Next: About this document ...
Lab 1: A Brief Introduction to Systat, One-Sample Descriptive
Statistics, and the Normal Distribution
- [OBJECTIVES:] This lab is designed to familiarize the student with the
basic workings of Systat along with some
basic descriptive statistics, for one-sample data in particular.
Both summary statistics and graphics will be explored. Although
the methods in this lab are applied to one-sample data, most can be
used with other types of data and problems. Also, some basic
properties of Normal distributions, in particular scaling and shifting,
will be introduced.
- [DATA:] Usually this section is used to describe the data used in the
lab. Today, the data will be described later on in the lab where it is more
useful to do so.
- [DIRECTIONS:] Read the instructions that follow and
write out your answers to the questions
neatly and turn them in to the lab instructor.
- 1.
- GETTING STARTED. On your screen there should be an icon that reads
``Computer's Hostname''. This will be different for each machine. Double
click on it. This should open up a window containing several folders, one of
which reads ``Systat 5.2.1''. Double click on that one. Next double click
on the ``Systat.5.2.1§'' icon. At this point you should be in SYSTAT.
- 2.
- SYSTAT DATA FILES. Much of the data we will work with is already in
SYSTAT. To open one of these
files, go to the File menu and select Open.... A window will
appear. One of the possible files to choose will be a folder
entitled Data Files (to get here it might be necessary to click on
``Desktop'' and then ``Name of Your Computer'' and then on the ``Systat''
Folder). Select this folder by double clicking
on the folder. You can now open one of the data
files by double clicking on the name of the file. At this time, we
would like to open the file MEDICAL. When you do this,
the data editor should appear. The data editor is a spreadsheet
containing the variables and cases corresponding to the data file
you have selected. If the data editor does not appear, pull down
on the Window menu. Select the option Editor by pulling
down on the menu and releasing the mouse when you get to the
option Editor. The data editor should pop up automatically.
- 3.
- This file (MEDICAL) contains information obtained from the results of the 1986
census. The data represent the mortality rates in each state for
various causes of death. The first five columns give information about
state, region, and division of the census.

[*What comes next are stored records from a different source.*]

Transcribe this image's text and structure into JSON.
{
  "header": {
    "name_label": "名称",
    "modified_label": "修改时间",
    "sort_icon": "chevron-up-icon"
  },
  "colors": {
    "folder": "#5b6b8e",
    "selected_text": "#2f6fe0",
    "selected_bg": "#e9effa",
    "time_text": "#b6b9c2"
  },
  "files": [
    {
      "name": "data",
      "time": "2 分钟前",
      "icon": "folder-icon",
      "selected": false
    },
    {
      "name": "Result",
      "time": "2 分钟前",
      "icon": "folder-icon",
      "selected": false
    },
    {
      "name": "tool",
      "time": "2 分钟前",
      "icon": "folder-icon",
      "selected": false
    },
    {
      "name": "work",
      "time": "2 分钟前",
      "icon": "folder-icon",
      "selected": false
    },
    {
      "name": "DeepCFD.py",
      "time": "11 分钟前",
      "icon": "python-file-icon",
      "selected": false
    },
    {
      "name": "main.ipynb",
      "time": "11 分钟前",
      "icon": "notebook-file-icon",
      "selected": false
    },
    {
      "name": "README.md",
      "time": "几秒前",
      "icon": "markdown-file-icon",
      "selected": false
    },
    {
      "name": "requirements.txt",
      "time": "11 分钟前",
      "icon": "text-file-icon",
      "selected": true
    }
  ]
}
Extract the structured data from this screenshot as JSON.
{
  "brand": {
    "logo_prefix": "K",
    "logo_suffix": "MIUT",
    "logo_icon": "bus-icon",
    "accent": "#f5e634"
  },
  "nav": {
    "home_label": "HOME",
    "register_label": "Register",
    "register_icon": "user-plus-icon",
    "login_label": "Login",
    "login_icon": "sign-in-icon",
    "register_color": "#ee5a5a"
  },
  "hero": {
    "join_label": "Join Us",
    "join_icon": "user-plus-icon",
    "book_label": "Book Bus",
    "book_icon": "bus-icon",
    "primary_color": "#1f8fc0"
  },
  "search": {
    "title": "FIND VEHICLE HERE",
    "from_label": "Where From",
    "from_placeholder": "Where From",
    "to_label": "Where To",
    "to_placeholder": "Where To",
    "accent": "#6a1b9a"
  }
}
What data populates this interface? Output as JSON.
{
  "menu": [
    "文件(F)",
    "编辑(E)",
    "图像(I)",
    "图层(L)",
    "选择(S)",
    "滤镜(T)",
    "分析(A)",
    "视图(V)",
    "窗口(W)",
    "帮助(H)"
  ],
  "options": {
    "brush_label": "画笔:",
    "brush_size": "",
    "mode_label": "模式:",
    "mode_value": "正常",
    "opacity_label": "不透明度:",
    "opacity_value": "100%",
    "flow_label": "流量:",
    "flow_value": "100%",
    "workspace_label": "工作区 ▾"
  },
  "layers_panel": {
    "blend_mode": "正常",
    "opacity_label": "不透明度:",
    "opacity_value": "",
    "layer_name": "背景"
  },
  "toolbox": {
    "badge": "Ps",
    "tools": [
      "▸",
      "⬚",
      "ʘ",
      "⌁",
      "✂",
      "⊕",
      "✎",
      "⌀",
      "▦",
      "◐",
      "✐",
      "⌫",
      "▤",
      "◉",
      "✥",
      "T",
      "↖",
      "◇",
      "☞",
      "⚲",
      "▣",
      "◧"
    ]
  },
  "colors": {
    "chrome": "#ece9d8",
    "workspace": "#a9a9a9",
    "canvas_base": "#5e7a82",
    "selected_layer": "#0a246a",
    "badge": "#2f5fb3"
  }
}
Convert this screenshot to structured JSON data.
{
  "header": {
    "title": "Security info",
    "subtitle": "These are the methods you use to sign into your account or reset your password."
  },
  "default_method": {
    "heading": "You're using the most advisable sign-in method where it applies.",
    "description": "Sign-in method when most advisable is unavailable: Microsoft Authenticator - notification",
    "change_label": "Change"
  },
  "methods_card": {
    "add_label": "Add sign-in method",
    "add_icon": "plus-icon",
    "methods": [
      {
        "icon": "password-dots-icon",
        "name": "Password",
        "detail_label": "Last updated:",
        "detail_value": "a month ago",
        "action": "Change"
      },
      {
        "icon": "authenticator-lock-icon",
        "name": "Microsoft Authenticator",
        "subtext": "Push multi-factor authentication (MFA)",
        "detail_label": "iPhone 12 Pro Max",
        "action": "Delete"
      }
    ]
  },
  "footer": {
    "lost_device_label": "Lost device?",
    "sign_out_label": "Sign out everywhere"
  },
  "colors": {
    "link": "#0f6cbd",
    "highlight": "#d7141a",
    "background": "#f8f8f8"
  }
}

We will not be using these.
The next seven columns
contain the variables that correspond to the death rates. The title
of the column represents the type of death.
- 4.
- Choose one of the variables
on death rates (ACCIDENT, CARDIO, CANCER, PULMONAR, PNEU_FLU, DIABETES, or LIVER) and do the following.
- 5.
- ANALYSIS. Typically, we will begin labs by examining the basic
descriptive statistics of the data. This will include such things as
sample means, standard deviations, and other numerical summaries.
To calculate these descriptive statistics, go to the the Stats
option of the Stats menu and select Statistics....
A window will appear
with the column names of our data. Highlight whichever data set you
chose and hit select. In the lower right corner, you will see the
options for statistics to calculate. Some of the statistics may seem
foreign. We will be discussing these more in class and in lab.
- 6.
- Calculate and record the basic summary statistics, including the
mean, variance,
standard deviation, and skewness. To do this, simply select the
stats desired and hit OK, after you select your variable of choice.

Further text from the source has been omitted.